Year Listed: 1992, 1999
Location: Aberdeen, Grays Harbor County
Politician, lumber magnate, real estate developer, and philanthropist Edward C. Finch opened his eponymous building at Heron and H Streets in downtown Aberdeen on April 1, 1910, about 20 years after the town’s incorporation. The Finch Building was the first in town with an elevator and the first commercial building to make use of reinforced concrete. The building’s Renaissance Revival design by the noted Seattle architect A. Warren Gould featured terra cotta details, and six storefronts which were active into the 1970s.
The Finch Building was largely unaltered on the exterior when first listed as Most Endangered in 1992 and again in 1999, but by the latter date all the storefronts were boarded up.
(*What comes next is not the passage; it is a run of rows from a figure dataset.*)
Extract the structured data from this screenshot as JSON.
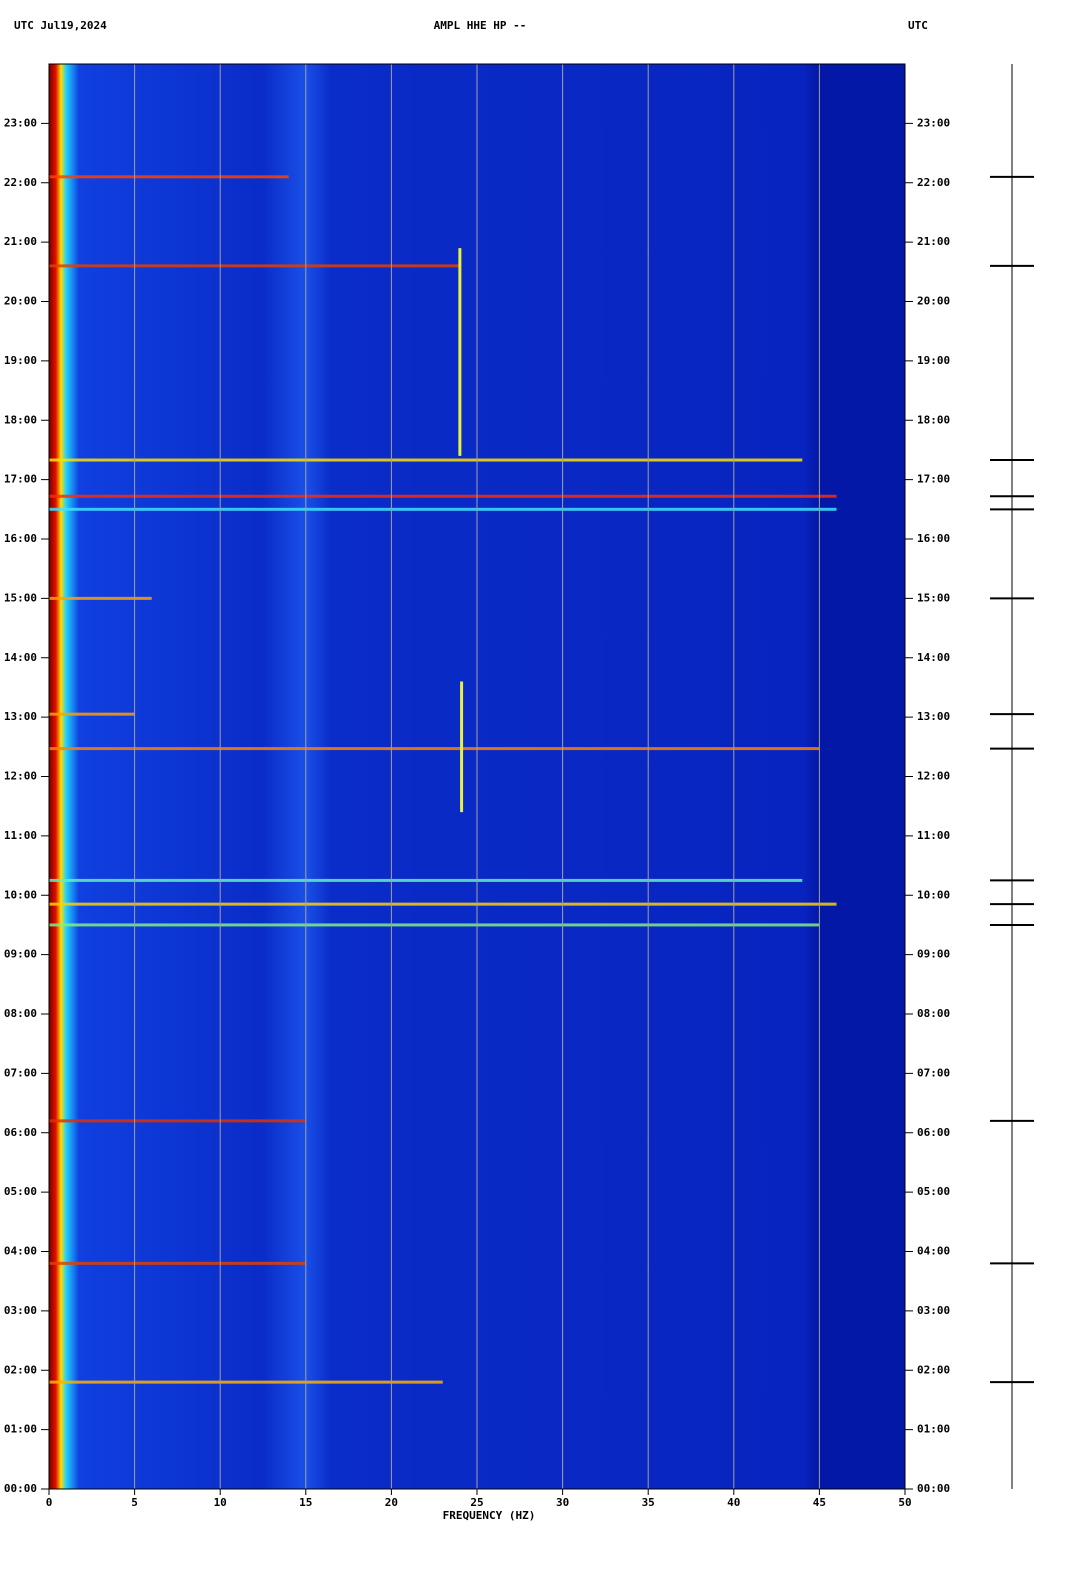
{
  "chart_data": {
    "type": "spectrogram",
    "title_left": "UTC  Jul19,2024",
    "title": "AMPL HHE HP --",
    "title_right": "UTC",
    "x_label": "FREQUENCY (HZ)",
    "xlim": [
      0,
      50
    ],
    "xticks": [
      0,
      5,
      10,
      15,
      20,
      25,
      30,
      35,
      40,
      45,
      50
    ],
    "ylim": [
      0,
      24
    ],
    "yticks": [
      {
        "value": 0,
        "label": "00:00"
      },
      {
        "value": 1,
        "label": "01:00"
      },
      {
        "value": 2,
        "label": "02:00"
      },
      {
        "value": 3,
        "label": "03:00"
      },
      {
        "value": 4,
        "label": "04:00"
      },
      {
        "value": 5,
        "label": "05:00"
      },
      {
        "value": 6,
        "label": "06:00"
      },
      {
        "value": 7,
        "label": "07:00"
      },
      {
        "value": 8,
        "label": "08:00"
      },
      {
        "value": 9,
        "label": "09:00"
      },
      {
        "value": 10,
        "label": "10:00"
      },
      {
        "value": 11,
        "label": "11:00"
      },
      {
        "value": 12,
        "label": "12:00"
      },
      {
        "value": 13,
        "label": "13:00"
      },
      {
        "value": 14,
        "label": "14:00"
      },
      {
        "value": 15,
        "label": "15:00"
      },
      {
        "value": 16,
        "label": "16:00"
      },
      {
        "value": 17,
        "label": "17:00"
      },
      {
        "value": 18,
        "label": "18:00"
      },
      {
        "value": 19,
        "label": "19:00"
      },
      {
        "value": 20,
        "label": "20:00"
      },
      {
        "value": 21,
        "label": "21:00"
      },
      {
        "value": 22,
        "label": "22:00"
      },
      {
        "value": 23,
        "label": "23:00"
      }
    ],
    "grid": true,
    "events": [
      {
        "time": 16.72,
        "fmax": 46,
        "color": "#ff2a00"
      },
      {
        "time": 16.5,
        "fmax": 46,
        "color": "#40e0ff"
      },
      {
        "time": 17.33,
        "fmax": 44,
        "color": "#ffe000"
      },
      {
        "time": 12.47,
        "fmax": 45,
        "color": "#ff8000"
      },
      {
        "time": 10.25,
        "fmax": 44,
        "color": "#60f0c0"
      },
      {
        "time": 9.85,
        "fmax": 46,
        "color": "#ffd000"
      },
      {
        "time": 9.5,
        "fmax": 45,
        "color": "#80f080"
      },
      {
        "time": 22.1,
        "fmax": 14,
        "color": "#ff4000"
      },
      {
        "time": 20.6,
        "fmax": 24,
        "color": "#e04000"
      },
      {
        "time": 15.0,
        "fmax": 6,
        "color": "#ffa000"
      },
      {
        "time": 13.05,
        "fmax": 5,
        "color": "#ffa000"
      },
      {
        "time": 6.2,
        "fmax": 15,
        "color": "#e03000"
      },
      {
        "time": 3.8,
        "fmax": 15,
        "color": "#e04000"
      },
      {
        "time": 1.8,
        "fmax": 23,
        "color": "#ffb000"
      }
    ],
    "tracks": [
      {
        "freq": 24,
        "start": 17.4,
        "end": 20.9
      },
      {
        "freq": 24.1,
        "start": 11.4,
        "end": 13.6
      }
    ]
  }
}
The interior had suffered a great deal of deterioration. Other Washington Trust efforts to save the building, led by treasurer Les Tonkin, a Seattle architect, included city council testimony and the filing of an affidavit supporting preservation. The affidavit stated that the city was not paying heed to the options for preservation stated in the 1998 Final Environmental Impact Statement. Recognized city needs, such as a library and downtown affordable housing, were among the possible uses, and developers had expressed interest. However, the city of Aberdeen declined to accept any renovation proposals.
The Finch Building was demolished on April 5, 1999 at age 89 years and five days.